In State v. Redding , 310 Kan. 15, 444 P.3d 989 (2019), our Supreme Court considered the following facts when reviewing whether the district court properly declined to construe Redding's pro se motion to correct an illegal sentence as a 60-1507 motion. First, Redding labeled the motion as a motion to correct an illegal sentence. Second, he filed the motion in his criminal case as required for motions to correct an illegal sentence, rather than as a separate civil action as required for 60-1507 motions. Third, the motion was not submitted on the Judicial Council forms for a 60-1507, nor did it contain the information required by the 60-1507 forms and, thus, failed to comply with Supreme Court Rule 183(e) (2019 Kan. S. Ct. R. 228). Fourth, the content of the motion was consistent with its label.
Redding relied on State v. Harp , 283 Kan. 740, 744, 156 P.3d 1268 (2007), which held that " ‘although not required to do so, the district court could have construed Harp's pro se motion to correct an illegal sentence as a motion challenging his sentence under K.S.A. 60-1507.’ (Emphasis added.)" Redding , 310 Kan. at 19. However, the Redding court found that "there are limits to a court's duty to liberally construe pro se pleadings; a court is not required to divine every conceivable interpretation of a motion, especially when a movant repeatedly asserts specific statutory grounds for relief and propounds arguments related to that specific statute." 310 Kan. at 18. "[I]f the district court was not required to construe a motion to correct an illegal sentence as a 60-1507 motion, then the declination to do so would not be reversible without a showing of an abuse of discretion." 310 Kan. at 19.
Here, Blaurock labeled his motion as "Motion for Correction of an Illegal Sentence Pursuant to K.S.A. 22-3504," and he filed the motion in his criminal case. Blaurock did not use the Judicial Council forms for a 60-1507 motion nor does his motion contain the information required by those forms. All of these facts support a conclusion that the district court properly declined to construe Blaurock's motion as a 60-1507 motion.

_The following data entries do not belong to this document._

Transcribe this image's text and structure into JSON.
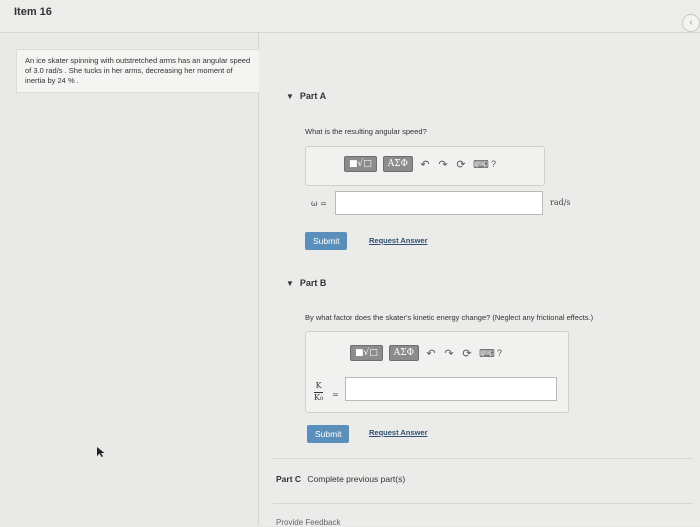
{
  "header": {
    "title": "Item 16"
  },
  "problem": {
    "text": "An ice skater spinning with outstretched arms has an angular speed of 3.0 rad/s . She tucks in her arms, decreasing her moment of inertia by 24 % ."
  },
  "part_a": {
    "label": "Part A",
    "question": "What is the resulting angular speed?",
    "toolbar": {
      "templates_label": "■√□",
      "greek_label": "ΑΣΦ",
      "help": "?"
    },
    "variable": "ω =",
    "unit": "rad/s",
    "answer_value": "",
    "submit": "Submit",
    "request": "Request Answer"
  },
  "part_b": {
    "label": "Part B",
    "question": "By what factor does the skater's kinetic energy change? (Neglect any frictional effects.)",
    "toolbar": {
      "templates_label": "■√□",
      "greek_label": "ΑΣΦ",
      "help": "?"
    },
    "frac_num": "K",
    "frac_den": "K₀",
    "equals": "=",
    "answer_value": "",
    "submit": "Submit",
    "request": "Request Answer"
  },
  "part_c": {
    "label": "Part C",
    "text": "Complete previous part(s)"
  },
  "feedback": "Provide Feedback"
}
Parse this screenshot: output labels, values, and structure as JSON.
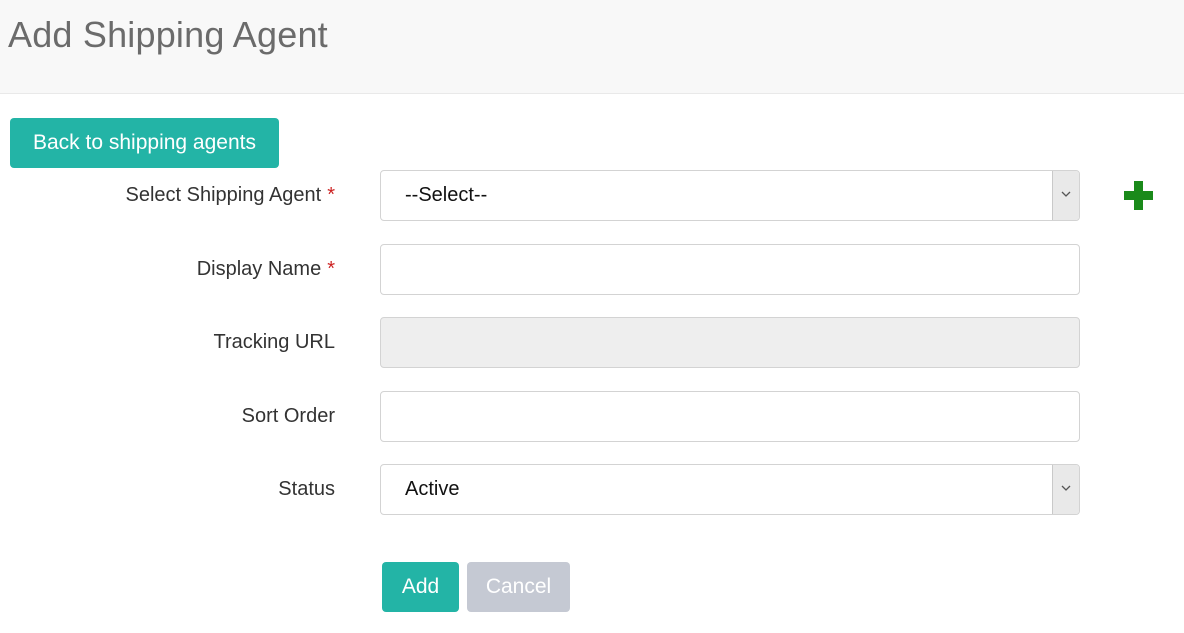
{
  "header": {
    "title": "Add Shipping Agent"
  },
  "back_button": {
    "label": "Back to shipping agents"
  },
  "form": {
    "required_marker": "*",
    "shipping_agent": {
      "label": "Select Shipping Agent",
      "selected": "--Select--",
      "required": true
    },
    "display_name": {
      "label": "Display Name",
      "value": "",
      "required": true
    },
    "tracking_url": {
      "label": "Tracking URL",
      "value": "",
      "disabled": true
    },
    "sort_order": {
      "label": "Sort Order",
      "value": ""
    },
    "status": {
      "label": "Status",
      "selected": "Active"
    }
  },
  "actions": {
    "add_label": "Add",
    "cancel_label": "Cancel"
  },
  "icons": {
    "add_agent": "plus-icon",
    "dropdown": "chevron-down-icon"
  },
  "colors": {
    "primary": "#23b4a6",
    "disabled_button": "#c5c9d3",
    "required": "#cc2222",
    "plus_icon": "#1a8a1a",
    "header_bg": "#f8f8f8"
  }
}
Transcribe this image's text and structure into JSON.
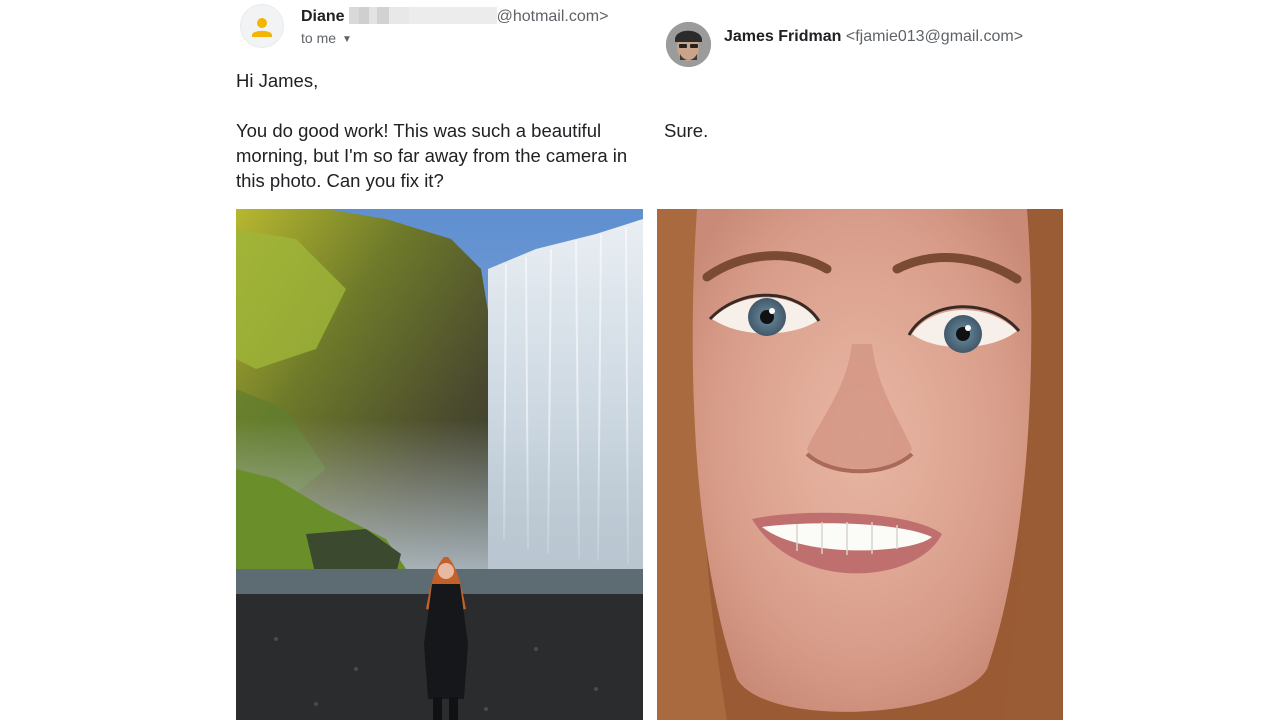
{
  "left_email": {
    "sender_name": "Diane",
    "sender_domain": "@hotmail.com>",
    "recipient_label": "to me",
    "greeting": "Hi James,",
    "body": "You do good work! This was such a beautiful morning, but I'm so far away from the camera in this photo. Can you fix it?",
    "photo": "waterfall-landscape-with-woman"
  },
  "right_email": {
    "sender_name": "James Fridman",
    "sender_email": "<fjamie013@gmail.com>",
    "body": "Sure.",
    "photo": "close-up-smiling-face"
  },
  "colors": {
    "avatar_icon": "#f4b400",
    "text": "#202124",
    "secondary_text": "#5f6368"
  }
}
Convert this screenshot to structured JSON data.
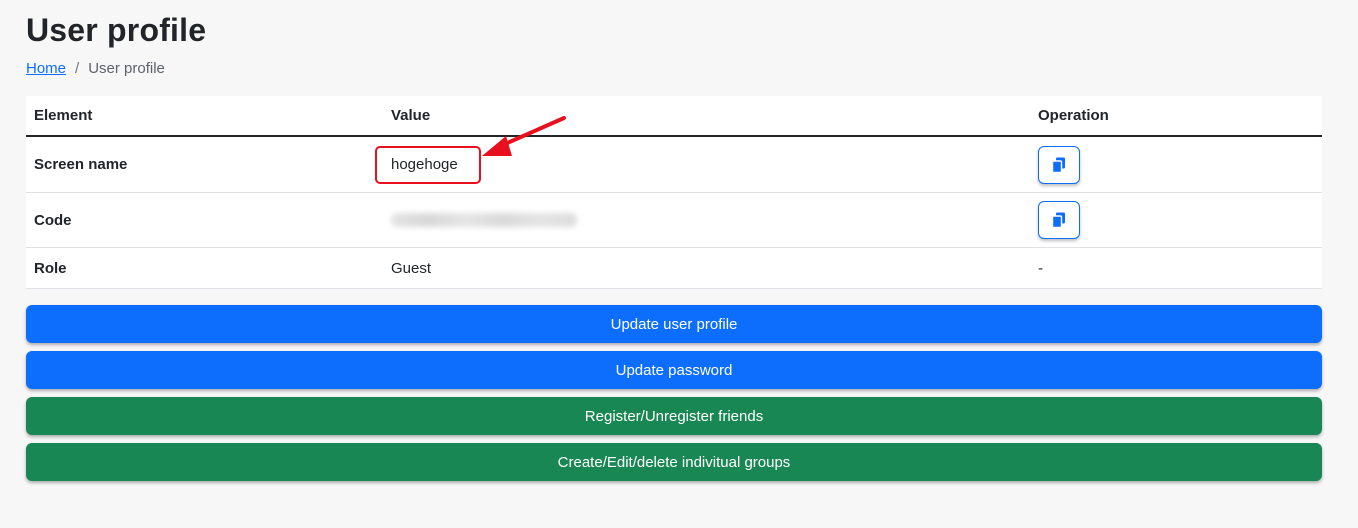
{
  "page": {
    "title": "User profile"
  },
  "breadcrumb": {
    "home_label": "Home",
    "separator": "/",
    "current_label": "User profile"
  },
  "table": {
    "headers": {
      "element": "Element",
      "value": "Value",
      "operation": "Operation"
    },
    "rows": [
      {
        "element": "Screen name",
        "value": "hogehoge",
        "operation": "copy-icon"
      },
      {
        "element": "Code",
        "value": "",
        "operation": "copy-icon"
      },
      {
        "element": "Role",
        "value": "Guest",
        "operation": "-"
      }
    ]
  },
  "buttons": {
    "update_profile": "Update user profile",
    "update_password": "Update password",
    "friends": "Register/Unregister friends",
    "groups": "Create/Edit/delete indivitual groups"
  },
  "colors": {
    "primary": "#0d6efd",
    "success": "#198754",
    "annotation_red": "#e8101e",
    "background": "#f7f7f8"
  }
}
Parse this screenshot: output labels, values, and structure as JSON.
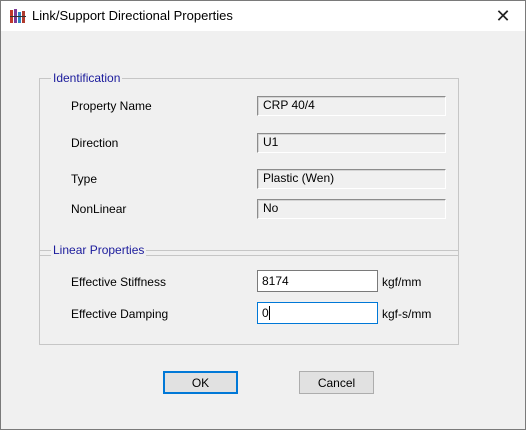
{
  "window": {
    "title": "Link/Support Directional Properties",
    "icon": "app-icon",
    "close_symbol": "✕"
  },
  "identification": {
    "group_label": "Identification",
    "rows": [
      {
        "label": "Property Name",
        "value": "CRP 40/4"
      },
      {
        "label": "Direction",
        "value": "U1"
      },
      {
        "label": "Type",
        "value": "Plastic (Wen)"
      },
      {
        "label": "NonLinear",
        "value": "No"
      }
    ]
  },
  "linear_properties": {
    "group_label": "Linear Properties",
    "stiffness": {
      "label": "Effective Stiffness",
      "value": "8174",
      "unit": "kgf/mm"
    },
    "damping": {
      "label": "Effective Damping",
      "value": "0",
      "unit": "kgf-s/mm"
    }
  },
  "buttons": {
    "ok": "OK",
    "cancel": "Cancel"
  },
  "colors": {
    "group_label": "#1b1b9c",
    "focus": "#0078d7"
  }
}
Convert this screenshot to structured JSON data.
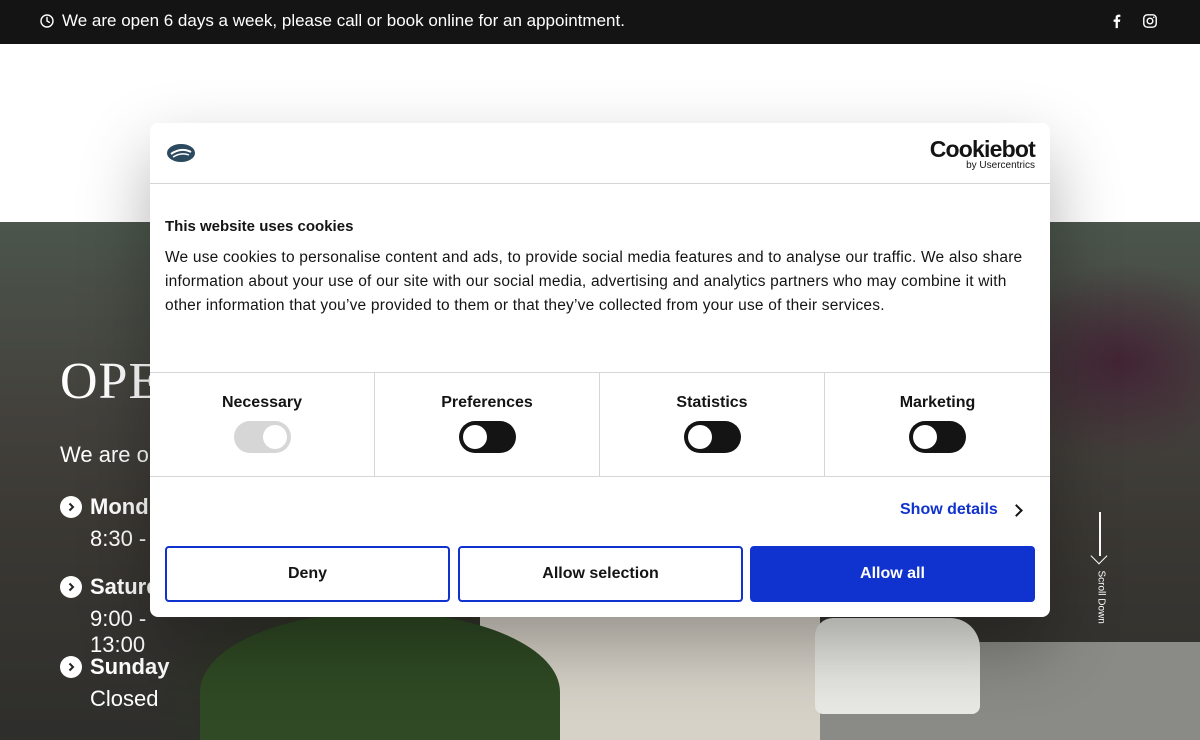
{
  "topbar": {
    "message": "We are open 6 days a week, please call or book online for an appointment.",
    "social_icons": [
      "facebook-icon",
      "instagram-icon"
    ]
  },
  "hero": {
    "title": "OPE",
    "subtitle": "We are op",
    "hours": [
      {
        "day": "Mond",
        "time": "8:30 -"
      },
      {
        "day": "Saturd",
        "time": "9:00 - 13:00"
      },
      {
        "day": "Sunday",
        "time": "Closed"
      }
    ],
    "scroll_label": "Scroll Down"
  },
  "cookie_dialog": {
    "brand_name": "Cookiebot",
    "brand_by": "by Usercentrics",
    "title": "This website uses cookies",
    "text": "We use cookies to personalise content and ads, to provide social media features and to analyse our traffic. We also share information about your use of our site with our social media, advertising and analytics partners who may combine it with other information that you’ve provided to them or that they’ve collected from your use of their services.",
    "categories": [
      {
        "label": "Necessary",
        "checked": true,
        "disabled": true
      },
      {
        "label": "Preferences",
        "checked": false,
        "disabled": false
      },
      {
        "label": "Statistics",
        "checked": false,
        "disabled": false
      },
      {
        "label": "Marketing",
        "checked": false,
        "disabled": false
      }
    ],
    "show_details": "Show details",
    "buttons": {
      "deny": "Deny",
      "allow_selection": "Allow selection",
      "allow_all": "Allow all"
    },
    "colors": {
      "accent": "#1032cf",
      "text": "#141414",
      "divider": "#d6d6d6"
    }
  }
}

Perhaps most striking here is the fact that Blaurock clearly knew how to file a 60-1507 motion. He has previously filed two pro se 60-1507 motions, both of which were hundreds of pages in length. Moreover, his second 60-1507 motion was filed merely four months before this motion and was denied by the district court in the same order as his motion to correct an illegal sentence. Blaurock is no stranger to the requirements and intricacies of the creation and filing of a 60-1507 motion.
These factors aside, the body of the motion itself is a blend of issues that are the fodder for a motion to correct an illegal sentence, a direct appeal, and a 60-1507 motion. For example, Blaurock argues his sentence does not conform to the applicable statutory provisions because the district court incorrectly ordered sentences to run consecutively rather than concurrently, then he raises error with the information and jury instructions, and he argues his convictions are multiplicitous and lacking proper evidentiary support. In light of the entirety of Blaurock's filings, however, we hold the district court did not err in refusing to construe the motion as a 60-1507 motion.
II. DID THE DISTRICT COURT PROPERLY DENY BLAUROCK'S MOTION TO CORRECT AN ILLEGAL SENTENCE ?
Blaurock's remaining issues on appeal generally argue that the district court erred in denying his motion to correct an illegal sentence: (1) The district court made insufficient findings of fact in its denial of the motion; (2) the district court erred in ordering some of his sentences to run consecutively; (3) his sentence is illegal because he was sentenced to crimes for which there was insufficient evidence and the convictions are multiplicitous; (4) his sentence is illegal because of alleged errors in the charging document; and (5) his sentence is illegal because of alleged errors in the jury instructions. We address these arguments in order.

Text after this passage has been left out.